E assim foi. Meu pai, um cara inteligente cujo olhar me amava, deve ter lançado um alea jacta est (a sorte está lançada) logo que viu que eu não tinha jeito — mas que por outro lado eu não era burro e sabia me cuidar, e só me dava uns toques firmes para que eu não me matasse à toa —, deixou rolar e não errou, pois acreditava que um homem para ser feliz tem que ser livre e responsável pelo que faz na vida. Esse era o jeito antigo de criar filho homem.
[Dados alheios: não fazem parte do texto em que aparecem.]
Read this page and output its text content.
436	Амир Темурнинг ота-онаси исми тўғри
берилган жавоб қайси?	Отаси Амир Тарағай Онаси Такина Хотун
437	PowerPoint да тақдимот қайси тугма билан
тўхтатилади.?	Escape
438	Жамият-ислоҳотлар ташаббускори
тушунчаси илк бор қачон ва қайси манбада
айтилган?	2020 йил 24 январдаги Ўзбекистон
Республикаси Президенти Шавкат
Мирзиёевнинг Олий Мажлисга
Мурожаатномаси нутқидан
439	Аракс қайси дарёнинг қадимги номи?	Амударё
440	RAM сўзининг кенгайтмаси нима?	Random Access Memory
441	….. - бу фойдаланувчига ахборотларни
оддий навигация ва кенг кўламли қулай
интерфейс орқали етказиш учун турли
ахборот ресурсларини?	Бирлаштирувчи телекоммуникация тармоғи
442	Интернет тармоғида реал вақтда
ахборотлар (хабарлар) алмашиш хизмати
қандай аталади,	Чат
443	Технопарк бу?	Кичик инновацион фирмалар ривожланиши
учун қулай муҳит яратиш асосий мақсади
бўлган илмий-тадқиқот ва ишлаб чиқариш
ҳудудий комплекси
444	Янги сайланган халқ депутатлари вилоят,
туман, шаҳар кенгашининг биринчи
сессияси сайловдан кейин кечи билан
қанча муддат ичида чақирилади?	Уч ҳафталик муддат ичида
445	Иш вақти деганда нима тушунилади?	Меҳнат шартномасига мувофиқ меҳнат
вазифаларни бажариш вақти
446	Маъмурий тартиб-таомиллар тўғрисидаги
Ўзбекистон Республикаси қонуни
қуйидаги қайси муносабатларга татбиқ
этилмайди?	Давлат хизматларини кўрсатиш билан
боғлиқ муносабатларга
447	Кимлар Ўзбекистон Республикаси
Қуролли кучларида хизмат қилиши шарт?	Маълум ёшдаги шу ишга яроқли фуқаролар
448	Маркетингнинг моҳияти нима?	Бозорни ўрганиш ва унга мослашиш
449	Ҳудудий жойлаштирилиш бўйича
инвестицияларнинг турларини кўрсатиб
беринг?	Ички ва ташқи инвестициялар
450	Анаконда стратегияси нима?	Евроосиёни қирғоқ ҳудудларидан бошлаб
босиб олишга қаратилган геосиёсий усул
E assim foi e assim vai ser. Já avisei minha mulher que daqui sei lá quanto tempo, quando eu estiver numa cadeira de rodas, quero cartas de baralho presas com prendedores batendo nos raios e fazendo aquele tão gostoso som brrrr de motor acelerando forte e entusiasmante. O vidro de soro pendurado será meu tanque de gasolina da boa, e o resto é conversa.

Carro, para mim, é isso; é o que mata essa insaciável sede com a qual nasci. O AE é uma boa, clara e fresca fonte, que há dez anos brotou para amainar essa gostosa sede que só nós, os autoentusiastas, sentem, e que só de vez em quando é temporariamente aplacada. Dure o a AE o quanto dure, isso só Deus sabe, sei eu que dessa fonte só há de sair água pura. Assim foi e assim há de ser.